I hope this connects us to those waiting in poverty—we are never alone...
~ Jane
The Brief // Theme: The waiting place
Between the death and resurrection of Jesus, there was a time of waiting. Jesus’ followers had experienced the death of their teacher and friend – the lives that they’d lived with him were gone. They felt lost, they may have felt abandoned. They didn’t know what would come next.
‘The waiting place’ is familiar to most of us. There are time in our lives when we experience a great upheaval. We know that our lives have been changed forever, but we’re uncertain yet as to what the future might bring. It can be a time of fear and sadness, but also a time of hope and creativity. For some – like refugees, or the poor – the waiting may go on seemingly forever. Others – like those who are expecting a child – know when the waiting will end, but still not what lies ahead for them. The COVID-19 pandemic has been itself a time of upheaval, and we’re still in our waiting place – not knowing when and if the danger will pass, nor what world we will build in the aftermath.
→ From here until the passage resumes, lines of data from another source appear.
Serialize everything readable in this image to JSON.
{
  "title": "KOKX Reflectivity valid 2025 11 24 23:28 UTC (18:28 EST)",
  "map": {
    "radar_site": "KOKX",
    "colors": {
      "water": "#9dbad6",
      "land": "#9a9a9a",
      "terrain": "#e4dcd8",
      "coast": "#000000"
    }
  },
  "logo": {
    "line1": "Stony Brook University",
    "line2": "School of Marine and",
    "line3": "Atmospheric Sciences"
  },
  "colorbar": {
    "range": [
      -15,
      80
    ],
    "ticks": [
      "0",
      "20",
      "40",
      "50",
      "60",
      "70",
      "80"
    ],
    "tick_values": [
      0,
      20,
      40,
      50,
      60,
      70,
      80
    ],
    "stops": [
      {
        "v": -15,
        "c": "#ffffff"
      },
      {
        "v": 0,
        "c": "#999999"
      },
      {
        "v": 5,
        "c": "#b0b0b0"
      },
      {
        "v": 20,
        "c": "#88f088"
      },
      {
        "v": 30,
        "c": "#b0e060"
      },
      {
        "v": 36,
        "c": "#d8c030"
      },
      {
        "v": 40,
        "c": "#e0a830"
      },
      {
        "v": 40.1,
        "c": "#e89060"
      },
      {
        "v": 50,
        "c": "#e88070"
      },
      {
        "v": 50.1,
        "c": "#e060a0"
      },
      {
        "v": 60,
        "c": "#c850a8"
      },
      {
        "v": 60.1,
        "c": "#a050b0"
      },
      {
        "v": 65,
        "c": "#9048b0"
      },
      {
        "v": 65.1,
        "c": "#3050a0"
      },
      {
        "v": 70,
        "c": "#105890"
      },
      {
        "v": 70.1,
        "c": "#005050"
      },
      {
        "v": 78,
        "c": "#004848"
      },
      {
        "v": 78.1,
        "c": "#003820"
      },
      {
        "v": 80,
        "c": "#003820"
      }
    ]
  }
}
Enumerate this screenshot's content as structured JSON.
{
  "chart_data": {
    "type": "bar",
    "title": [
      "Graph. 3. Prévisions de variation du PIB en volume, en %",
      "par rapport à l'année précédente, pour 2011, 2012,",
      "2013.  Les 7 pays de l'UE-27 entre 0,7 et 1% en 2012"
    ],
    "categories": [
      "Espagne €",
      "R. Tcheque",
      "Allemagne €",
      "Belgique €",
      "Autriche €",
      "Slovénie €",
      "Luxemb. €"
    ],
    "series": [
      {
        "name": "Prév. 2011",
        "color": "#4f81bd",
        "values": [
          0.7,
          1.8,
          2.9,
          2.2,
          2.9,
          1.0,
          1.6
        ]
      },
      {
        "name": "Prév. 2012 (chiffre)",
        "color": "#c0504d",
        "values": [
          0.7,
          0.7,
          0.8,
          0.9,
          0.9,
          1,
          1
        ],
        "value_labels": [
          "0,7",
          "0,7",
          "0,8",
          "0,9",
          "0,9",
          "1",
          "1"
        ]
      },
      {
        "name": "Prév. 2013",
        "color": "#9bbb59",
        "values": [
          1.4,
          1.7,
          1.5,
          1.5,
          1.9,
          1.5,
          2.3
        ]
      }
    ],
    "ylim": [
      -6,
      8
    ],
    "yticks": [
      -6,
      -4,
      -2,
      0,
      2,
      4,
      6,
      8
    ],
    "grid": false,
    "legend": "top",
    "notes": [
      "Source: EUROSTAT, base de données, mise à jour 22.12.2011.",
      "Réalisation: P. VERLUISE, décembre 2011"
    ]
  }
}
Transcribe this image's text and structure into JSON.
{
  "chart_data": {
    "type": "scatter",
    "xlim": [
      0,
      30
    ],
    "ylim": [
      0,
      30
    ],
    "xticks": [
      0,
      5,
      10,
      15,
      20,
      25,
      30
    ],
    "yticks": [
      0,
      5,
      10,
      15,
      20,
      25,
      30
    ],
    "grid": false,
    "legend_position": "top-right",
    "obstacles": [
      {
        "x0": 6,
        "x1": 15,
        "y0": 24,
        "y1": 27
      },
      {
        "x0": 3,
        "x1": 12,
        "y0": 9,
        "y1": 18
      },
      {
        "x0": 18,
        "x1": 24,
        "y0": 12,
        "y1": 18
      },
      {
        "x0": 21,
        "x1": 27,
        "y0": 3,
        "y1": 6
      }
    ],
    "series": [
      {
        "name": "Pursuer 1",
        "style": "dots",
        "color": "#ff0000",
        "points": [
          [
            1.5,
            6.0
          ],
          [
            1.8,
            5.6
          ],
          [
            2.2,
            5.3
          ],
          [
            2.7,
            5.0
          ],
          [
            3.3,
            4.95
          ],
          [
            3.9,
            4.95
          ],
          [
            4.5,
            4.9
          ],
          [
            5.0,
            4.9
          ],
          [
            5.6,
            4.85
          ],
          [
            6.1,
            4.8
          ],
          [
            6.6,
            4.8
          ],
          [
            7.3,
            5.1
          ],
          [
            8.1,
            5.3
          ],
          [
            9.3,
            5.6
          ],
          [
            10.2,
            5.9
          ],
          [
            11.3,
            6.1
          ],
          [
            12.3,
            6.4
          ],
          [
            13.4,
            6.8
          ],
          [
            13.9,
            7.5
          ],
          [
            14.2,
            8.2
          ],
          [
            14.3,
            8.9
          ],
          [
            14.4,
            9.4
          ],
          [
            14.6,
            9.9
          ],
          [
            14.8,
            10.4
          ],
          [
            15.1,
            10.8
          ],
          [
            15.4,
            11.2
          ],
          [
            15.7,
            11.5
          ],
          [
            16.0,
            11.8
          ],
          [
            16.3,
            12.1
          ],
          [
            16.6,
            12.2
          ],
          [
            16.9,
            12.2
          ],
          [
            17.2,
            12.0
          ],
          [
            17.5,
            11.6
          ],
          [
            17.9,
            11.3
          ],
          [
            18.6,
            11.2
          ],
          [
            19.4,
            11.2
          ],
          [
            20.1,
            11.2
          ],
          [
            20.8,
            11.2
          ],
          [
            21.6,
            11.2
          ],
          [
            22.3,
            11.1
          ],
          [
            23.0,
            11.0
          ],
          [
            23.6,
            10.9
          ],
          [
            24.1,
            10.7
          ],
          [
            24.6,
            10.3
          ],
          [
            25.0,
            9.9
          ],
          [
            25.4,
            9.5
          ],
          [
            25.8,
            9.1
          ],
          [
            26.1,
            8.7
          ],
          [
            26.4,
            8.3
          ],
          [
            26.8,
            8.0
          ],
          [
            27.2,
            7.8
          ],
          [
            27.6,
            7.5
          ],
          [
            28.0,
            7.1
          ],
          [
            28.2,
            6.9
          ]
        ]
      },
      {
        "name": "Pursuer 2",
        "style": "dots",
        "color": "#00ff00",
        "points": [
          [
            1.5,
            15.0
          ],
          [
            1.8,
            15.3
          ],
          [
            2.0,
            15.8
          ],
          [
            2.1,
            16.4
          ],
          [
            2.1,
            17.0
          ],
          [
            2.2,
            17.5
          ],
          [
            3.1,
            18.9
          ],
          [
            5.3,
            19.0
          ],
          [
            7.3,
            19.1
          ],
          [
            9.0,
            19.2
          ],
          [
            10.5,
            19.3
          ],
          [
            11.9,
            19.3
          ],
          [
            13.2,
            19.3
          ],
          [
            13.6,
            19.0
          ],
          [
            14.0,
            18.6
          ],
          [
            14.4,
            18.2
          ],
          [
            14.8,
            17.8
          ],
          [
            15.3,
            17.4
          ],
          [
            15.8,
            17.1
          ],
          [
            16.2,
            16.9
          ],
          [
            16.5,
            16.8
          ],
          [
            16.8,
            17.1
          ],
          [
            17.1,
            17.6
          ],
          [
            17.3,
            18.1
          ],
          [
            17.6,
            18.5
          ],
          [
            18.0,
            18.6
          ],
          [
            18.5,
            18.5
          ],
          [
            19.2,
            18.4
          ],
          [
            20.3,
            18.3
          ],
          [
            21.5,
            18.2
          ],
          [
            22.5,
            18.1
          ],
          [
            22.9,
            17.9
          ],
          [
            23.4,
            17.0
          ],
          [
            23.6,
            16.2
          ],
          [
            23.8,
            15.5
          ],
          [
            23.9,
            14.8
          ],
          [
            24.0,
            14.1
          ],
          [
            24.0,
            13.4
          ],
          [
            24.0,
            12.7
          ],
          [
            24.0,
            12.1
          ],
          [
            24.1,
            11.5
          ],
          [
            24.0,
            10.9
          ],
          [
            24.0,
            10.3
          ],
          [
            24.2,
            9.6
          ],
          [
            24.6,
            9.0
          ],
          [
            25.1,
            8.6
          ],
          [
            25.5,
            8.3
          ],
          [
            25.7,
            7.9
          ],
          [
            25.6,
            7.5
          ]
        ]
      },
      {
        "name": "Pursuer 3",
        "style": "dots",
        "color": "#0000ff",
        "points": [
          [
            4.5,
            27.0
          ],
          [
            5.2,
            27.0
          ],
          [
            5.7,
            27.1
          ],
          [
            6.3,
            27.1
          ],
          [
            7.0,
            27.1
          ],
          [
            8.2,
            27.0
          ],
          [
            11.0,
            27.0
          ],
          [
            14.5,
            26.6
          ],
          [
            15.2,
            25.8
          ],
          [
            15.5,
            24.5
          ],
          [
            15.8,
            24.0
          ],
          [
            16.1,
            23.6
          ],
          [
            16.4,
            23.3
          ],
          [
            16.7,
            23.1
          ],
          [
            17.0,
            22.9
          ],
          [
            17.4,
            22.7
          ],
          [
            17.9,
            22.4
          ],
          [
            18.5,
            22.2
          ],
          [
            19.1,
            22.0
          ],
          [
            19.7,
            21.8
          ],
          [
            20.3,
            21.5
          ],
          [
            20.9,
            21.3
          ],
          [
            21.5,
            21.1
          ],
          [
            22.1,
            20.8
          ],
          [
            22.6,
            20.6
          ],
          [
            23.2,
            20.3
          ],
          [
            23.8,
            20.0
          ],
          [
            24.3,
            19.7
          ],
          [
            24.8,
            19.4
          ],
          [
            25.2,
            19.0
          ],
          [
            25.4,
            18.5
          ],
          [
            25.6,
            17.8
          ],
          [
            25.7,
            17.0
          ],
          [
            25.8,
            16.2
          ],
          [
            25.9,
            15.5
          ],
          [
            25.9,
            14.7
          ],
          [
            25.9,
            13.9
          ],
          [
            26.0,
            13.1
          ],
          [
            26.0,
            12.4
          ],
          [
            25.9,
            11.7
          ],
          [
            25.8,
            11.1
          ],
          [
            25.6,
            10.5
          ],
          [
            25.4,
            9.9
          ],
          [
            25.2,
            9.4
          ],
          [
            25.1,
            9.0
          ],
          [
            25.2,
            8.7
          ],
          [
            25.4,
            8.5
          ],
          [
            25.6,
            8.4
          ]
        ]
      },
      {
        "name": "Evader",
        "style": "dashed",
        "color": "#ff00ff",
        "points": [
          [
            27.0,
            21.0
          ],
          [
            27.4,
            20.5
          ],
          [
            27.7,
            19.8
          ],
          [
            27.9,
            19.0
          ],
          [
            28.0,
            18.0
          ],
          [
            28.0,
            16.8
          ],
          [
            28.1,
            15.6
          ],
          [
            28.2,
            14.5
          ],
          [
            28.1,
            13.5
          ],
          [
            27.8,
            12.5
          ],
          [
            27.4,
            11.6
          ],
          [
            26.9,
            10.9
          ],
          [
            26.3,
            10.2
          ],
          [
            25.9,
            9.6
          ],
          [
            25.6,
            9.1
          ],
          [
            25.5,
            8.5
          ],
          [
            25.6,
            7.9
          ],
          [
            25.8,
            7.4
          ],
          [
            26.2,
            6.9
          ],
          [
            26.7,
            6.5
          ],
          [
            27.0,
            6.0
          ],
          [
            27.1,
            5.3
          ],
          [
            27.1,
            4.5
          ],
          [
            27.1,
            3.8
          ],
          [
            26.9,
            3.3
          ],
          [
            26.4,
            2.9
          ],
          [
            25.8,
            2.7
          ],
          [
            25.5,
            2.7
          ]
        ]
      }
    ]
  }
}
The technical term for this experience is ‘liminality’. In anthropology, a ‘liminal space’ is the quality of ambiguity or disorientation that takes place during a rite of passage. During this stage, people stand at the threshold ‘between their previous way of structuring their identity, time or community, and a new way, which the competing rite establishes’. ‘During liminal periods of all kinds, social hierarchies may be reversed or temporarily dissolved, continuity of tradition may become uncertain, and future outcomes once taken for granted may be thrown into doubt.’
In this edition we want to explore the ‘waiting place’, between death and resurrection, between one way of existing in the world and another.